A third of 21 is seven, 21 multiplied by a third is seven, 21 divided by three is seven.

And finally, this calculate question.

Again, if you're really on the ball, remember what we said earlier? Dividing by three is the same as multiplying by a third.

So we've got four multiplied by a third multiplied by nine and dividing by two is the same as multiplying by a half.

Now, multiplication is commutative.

We can move around the order of them and still get the same answers.

So we could do, four lots of a half multiplied by nine lots of a third.

Now four lots of a half, a half of four is two and nine lots of a third, or a third of nine, is three and three times two is six.

Did you get that? This last activity follows on from that last question that we just went through.

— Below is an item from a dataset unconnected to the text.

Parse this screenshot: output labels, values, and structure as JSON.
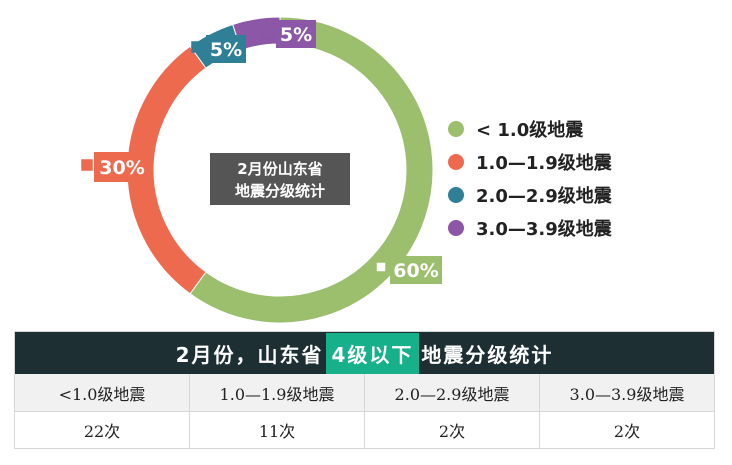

How many different ways can you solve each of these problems? Pause the video and have a go and we'll discuss it after you're done.

Pause in three, two, one, go.

Okay, so one idea that I mentioned is to replace these divisions with multiplying by a fraction.

So we could do 12 multiplied by a fifth multiplied by 10 multiplied by a third.

And we need to look for what goes well together.

Which ones can we multiply and end up with whole number answers? We could do 12 times a third, which is four, and we can do 10 times a fifth, which is going to be two.

So that's eight.

That's one way you could do it, there are lots of others.

This next one, should we do it a different way? Let's try and do it without using fractions this time.

We could do our 14 divided by seven.

We can multiply that by 27 divided by nine.

You might find that easier.

That's going to be two multiplied by three to get six and remember, it'd be just the same.

Dividing by nine is the same as multiplying by a ninth.

So you could do it that way as well.

This last one is a really long one but once again, once you look for links, and there are different sorts of links you could look for, you might, for example, notice that here, we're dividing by two.

That's the same as multiplying by a half.

Now all the way here at the end, we're multiplying by two.

And if we multiply by a half and we multiply by two, then together, a half of two is just one.

So that bit there is equivalent to multiplying by one.

And you might find, if you look closely, you might spot a few more of those pairs as well.

I'm going to leave that there so you can have another look at it.

And also, see if you can write a similar question of your own.